I absolutely support the idea to not require a container restart on rolling updates.
Further I support the idea, to not require any rolling restart of resource intensive tasks, without providing a method to apply an individual schedule in any form.
Thank you for testing and clarifying this. I can confirm, that the updater downloads the recent version on startup.
Either this mechanism had failed on April 7th or maybe there were multiple updates?
Because when I found the container exited due to an update and my --restart no
setting, I recreated the container and X hours later, the updater requested another restart.
i realize this is unsupported, but a warning for those using iSCSI.
–restart unless-stopped is dangerous if you have lost storage. The node should shut down and stay off if storage is unavailable. with the setting --restart no. This results in an offline node after auto updating. I use a cronjob to detect node offline state, if offline - check storage, if storage online, start node.

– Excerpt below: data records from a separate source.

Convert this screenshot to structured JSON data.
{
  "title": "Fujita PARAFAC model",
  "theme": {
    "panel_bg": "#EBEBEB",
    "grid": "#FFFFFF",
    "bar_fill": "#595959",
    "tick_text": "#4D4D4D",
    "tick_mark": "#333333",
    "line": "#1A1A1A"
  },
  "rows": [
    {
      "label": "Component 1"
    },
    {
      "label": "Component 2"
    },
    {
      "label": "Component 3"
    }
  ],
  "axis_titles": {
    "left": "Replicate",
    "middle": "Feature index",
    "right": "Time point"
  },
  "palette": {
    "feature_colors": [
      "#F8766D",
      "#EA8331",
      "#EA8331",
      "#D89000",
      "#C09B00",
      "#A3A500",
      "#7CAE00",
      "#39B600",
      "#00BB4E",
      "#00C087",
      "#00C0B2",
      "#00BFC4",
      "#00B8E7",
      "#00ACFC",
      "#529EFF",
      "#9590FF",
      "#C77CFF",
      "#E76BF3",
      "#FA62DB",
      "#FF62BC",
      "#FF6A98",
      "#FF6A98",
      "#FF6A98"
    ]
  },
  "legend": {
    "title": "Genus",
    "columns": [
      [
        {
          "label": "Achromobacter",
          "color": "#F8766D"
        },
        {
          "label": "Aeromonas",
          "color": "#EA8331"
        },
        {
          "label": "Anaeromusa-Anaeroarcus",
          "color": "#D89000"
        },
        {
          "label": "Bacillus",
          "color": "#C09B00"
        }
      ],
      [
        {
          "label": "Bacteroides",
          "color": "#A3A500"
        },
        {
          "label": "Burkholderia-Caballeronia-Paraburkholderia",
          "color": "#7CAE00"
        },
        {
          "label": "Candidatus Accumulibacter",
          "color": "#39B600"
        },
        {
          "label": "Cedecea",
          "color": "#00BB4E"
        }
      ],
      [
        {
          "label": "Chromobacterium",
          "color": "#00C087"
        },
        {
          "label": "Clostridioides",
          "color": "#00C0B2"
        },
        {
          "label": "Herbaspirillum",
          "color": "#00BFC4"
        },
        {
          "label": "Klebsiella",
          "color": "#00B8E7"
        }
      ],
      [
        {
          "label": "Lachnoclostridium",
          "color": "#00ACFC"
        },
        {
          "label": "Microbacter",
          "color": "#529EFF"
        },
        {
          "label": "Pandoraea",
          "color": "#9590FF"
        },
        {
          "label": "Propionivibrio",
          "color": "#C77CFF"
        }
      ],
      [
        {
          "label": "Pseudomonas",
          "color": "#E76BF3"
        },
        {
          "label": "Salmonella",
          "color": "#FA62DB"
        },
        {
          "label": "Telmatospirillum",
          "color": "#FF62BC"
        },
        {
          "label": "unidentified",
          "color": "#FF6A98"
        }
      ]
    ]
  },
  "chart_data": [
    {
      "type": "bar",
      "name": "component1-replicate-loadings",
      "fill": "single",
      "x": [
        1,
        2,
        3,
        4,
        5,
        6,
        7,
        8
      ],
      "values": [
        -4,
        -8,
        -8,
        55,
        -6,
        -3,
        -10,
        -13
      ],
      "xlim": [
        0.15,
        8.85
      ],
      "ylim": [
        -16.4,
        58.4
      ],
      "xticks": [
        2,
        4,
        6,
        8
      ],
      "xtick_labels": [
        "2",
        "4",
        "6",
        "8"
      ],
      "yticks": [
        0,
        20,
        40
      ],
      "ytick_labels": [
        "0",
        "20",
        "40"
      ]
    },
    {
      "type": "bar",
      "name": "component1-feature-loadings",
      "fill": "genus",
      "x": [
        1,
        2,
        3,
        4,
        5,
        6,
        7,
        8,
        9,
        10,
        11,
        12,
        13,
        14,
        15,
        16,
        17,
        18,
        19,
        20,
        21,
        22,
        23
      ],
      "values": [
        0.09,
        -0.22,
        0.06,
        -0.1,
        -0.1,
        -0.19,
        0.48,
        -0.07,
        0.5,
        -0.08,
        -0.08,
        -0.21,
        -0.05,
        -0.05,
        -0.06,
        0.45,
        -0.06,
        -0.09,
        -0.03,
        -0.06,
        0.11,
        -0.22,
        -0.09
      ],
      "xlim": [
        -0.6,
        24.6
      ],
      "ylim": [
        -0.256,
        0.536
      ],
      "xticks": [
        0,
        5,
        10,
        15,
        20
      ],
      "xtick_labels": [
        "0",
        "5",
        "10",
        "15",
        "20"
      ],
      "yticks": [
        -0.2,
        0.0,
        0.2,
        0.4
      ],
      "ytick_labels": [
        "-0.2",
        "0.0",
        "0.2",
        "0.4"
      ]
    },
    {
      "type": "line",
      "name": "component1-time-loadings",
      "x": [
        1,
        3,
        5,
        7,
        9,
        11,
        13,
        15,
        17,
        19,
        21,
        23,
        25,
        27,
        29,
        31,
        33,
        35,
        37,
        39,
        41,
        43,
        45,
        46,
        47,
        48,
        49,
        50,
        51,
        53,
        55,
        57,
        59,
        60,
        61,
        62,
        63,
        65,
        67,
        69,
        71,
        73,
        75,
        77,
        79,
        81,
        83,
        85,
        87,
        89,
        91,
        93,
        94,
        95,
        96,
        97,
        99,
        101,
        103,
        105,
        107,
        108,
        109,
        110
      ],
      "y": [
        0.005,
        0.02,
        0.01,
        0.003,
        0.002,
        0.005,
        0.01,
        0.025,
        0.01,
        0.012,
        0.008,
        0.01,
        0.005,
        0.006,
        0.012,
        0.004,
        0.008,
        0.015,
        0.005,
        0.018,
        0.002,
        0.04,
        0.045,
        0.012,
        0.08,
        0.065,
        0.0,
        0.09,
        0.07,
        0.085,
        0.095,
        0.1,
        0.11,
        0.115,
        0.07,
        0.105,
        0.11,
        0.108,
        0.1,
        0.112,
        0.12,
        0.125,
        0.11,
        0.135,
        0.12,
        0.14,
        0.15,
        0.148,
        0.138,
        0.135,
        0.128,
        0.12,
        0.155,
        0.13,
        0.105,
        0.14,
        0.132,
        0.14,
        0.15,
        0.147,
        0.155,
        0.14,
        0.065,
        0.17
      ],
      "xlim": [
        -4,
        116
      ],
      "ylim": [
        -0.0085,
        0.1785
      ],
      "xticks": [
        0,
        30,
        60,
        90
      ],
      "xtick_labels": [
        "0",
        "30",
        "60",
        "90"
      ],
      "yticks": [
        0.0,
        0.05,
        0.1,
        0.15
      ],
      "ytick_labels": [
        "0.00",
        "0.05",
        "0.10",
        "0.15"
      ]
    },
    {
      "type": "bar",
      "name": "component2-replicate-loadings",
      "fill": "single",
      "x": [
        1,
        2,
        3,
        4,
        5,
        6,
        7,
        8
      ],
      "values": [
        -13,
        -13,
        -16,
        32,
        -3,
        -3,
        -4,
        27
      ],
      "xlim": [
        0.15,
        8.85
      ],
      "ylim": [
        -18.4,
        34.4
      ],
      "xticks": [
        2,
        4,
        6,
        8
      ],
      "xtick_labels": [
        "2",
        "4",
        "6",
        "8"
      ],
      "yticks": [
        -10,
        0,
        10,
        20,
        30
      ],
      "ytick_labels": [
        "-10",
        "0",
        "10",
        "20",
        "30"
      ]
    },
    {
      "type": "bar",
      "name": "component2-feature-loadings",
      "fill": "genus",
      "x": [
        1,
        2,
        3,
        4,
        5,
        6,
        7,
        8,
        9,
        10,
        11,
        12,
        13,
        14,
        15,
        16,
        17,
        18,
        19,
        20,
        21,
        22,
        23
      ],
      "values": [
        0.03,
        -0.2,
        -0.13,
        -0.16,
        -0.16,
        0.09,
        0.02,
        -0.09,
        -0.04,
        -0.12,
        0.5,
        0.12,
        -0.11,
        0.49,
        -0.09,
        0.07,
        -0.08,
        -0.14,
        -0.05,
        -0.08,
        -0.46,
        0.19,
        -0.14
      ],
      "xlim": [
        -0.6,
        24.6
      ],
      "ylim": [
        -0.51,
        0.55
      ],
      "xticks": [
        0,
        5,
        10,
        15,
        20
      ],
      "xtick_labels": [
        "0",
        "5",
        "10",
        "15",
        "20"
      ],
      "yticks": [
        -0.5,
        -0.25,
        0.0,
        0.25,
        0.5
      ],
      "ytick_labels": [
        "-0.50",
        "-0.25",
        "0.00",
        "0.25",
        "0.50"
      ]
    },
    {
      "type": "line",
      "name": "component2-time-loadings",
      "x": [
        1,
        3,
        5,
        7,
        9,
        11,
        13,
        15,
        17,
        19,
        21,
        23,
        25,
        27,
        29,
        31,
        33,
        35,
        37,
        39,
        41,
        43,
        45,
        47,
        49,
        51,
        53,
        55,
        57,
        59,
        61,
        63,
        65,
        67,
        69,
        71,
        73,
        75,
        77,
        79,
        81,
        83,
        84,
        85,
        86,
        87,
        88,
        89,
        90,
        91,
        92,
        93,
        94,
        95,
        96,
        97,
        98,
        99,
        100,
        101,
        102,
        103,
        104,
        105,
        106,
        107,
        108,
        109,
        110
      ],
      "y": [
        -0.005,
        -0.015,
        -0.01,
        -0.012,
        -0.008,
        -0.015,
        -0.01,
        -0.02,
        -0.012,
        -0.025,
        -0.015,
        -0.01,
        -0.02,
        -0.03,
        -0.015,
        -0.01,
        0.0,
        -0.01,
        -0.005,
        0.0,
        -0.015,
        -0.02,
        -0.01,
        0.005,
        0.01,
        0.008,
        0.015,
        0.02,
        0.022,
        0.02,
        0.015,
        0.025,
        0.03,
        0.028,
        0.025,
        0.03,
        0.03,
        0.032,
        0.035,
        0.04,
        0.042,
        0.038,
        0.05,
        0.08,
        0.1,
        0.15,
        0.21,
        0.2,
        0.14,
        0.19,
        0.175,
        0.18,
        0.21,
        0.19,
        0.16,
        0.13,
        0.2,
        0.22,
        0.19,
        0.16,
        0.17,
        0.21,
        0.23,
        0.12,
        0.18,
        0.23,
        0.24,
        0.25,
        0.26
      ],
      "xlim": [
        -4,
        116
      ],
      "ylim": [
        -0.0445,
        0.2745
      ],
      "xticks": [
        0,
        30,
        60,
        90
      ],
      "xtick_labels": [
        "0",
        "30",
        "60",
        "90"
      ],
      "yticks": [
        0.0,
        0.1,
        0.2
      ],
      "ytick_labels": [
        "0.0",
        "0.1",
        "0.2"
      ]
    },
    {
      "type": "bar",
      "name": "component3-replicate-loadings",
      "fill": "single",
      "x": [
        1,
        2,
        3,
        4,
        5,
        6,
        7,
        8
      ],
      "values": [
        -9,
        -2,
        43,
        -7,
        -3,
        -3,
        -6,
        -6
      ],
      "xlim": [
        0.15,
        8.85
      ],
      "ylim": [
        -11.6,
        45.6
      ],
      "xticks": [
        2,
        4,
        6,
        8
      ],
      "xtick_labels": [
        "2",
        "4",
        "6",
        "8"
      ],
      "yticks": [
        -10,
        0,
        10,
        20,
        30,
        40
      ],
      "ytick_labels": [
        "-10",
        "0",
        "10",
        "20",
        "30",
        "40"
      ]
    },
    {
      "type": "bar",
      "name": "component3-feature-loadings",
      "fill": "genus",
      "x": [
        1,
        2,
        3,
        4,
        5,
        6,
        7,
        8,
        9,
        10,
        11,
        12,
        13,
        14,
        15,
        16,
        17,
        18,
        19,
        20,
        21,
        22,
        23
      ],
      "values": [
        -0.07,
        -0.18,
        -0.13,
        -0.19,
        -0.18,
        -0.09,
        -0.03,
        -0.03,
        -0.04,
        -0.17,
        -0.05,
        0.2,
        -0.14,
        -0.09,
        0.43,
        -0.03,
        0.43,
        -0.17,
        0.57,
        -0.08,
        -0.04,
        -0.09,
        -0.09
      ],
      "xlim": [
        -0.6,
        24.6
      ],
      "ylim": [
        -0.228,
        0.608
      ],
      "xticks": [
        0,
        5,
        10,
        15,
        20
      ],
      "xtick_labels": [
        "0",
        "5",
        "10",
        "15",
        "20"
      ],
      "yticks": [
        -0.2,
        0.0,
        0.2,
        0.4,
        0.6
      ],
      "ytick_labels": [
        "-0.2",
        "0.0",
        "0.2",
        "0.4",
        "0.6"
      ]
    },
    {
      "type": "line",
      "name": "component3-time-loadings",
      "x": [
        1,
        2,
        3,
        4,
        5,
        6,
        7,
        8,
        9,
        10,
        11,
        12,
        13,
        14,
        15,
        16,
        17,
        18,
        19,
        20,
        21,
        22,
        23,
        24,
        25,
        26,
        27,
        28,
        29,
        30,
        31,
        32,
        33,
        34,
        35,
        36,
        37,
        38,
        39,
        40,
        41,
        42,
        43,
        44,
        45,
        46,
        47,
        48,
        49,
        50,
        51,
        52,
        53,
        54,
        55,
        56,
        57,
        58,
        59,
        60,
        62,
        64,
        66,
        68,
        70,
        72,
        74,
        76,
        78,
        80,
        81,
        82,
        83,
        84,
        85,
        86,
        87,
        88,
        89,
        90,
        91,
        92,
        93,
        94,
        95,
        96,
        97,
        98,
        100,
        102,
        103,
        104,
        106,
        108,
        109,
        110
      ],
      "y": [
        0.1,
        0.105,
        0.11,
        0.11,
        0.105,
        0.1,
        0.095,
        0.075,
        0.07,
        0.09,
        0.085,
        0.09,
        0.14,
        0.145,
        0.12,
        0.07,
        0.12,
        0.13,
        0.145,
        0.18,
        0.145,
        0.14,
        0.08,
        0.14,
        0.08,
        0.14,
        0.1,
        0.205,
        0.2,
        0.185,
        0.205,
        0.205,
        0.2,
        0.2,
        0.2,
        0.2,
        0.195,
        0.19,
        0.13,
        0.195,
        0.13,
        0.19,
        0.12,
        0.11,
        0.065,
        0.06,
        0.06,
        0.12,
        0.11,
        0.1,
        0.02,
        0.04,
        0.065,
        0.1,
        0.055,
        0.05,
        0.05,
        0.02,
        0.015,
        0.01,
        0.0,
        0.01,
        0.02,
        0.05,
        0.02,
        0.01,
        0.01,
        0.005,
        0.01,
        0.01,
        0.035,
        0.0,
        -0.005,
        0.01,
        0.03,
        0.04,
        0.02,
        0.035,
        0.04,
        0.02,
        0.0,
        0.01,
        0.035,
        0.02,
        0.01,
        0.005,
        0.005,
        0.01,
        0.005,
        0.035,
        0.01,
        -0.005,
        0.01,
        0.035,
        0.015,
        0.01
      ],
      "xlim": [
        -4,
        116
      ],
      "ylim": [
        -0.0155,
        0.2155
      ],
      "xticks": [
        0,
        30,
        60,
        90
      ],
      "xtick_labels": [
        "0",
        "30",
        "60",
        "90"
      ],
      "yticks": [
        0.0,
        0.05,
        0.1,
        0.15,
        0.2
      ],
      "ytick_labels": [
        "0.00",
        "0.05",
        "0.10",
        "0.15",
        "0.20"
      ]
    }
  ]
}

–mount (bind source) should stop the container from starting, but i’d rather have an additional safety check and not bounce the node too frequently.
If the storage is lost, the node should not start, unless you did also the setup step in the second time when the storage is missing.
So you can use --restart unless-stopped without problems, but your node could crash too often (it also checks the readability and writability and will crash otherwise).
Container should be restarted, if it dies. Does container remain as stopped?
docker ps -a
Do you have watchtower running? Does it has only one instance?
Please try also remove the image and pull it again, then run the node.
I would also recommend checking your system logs, it may have been killed due to OOM.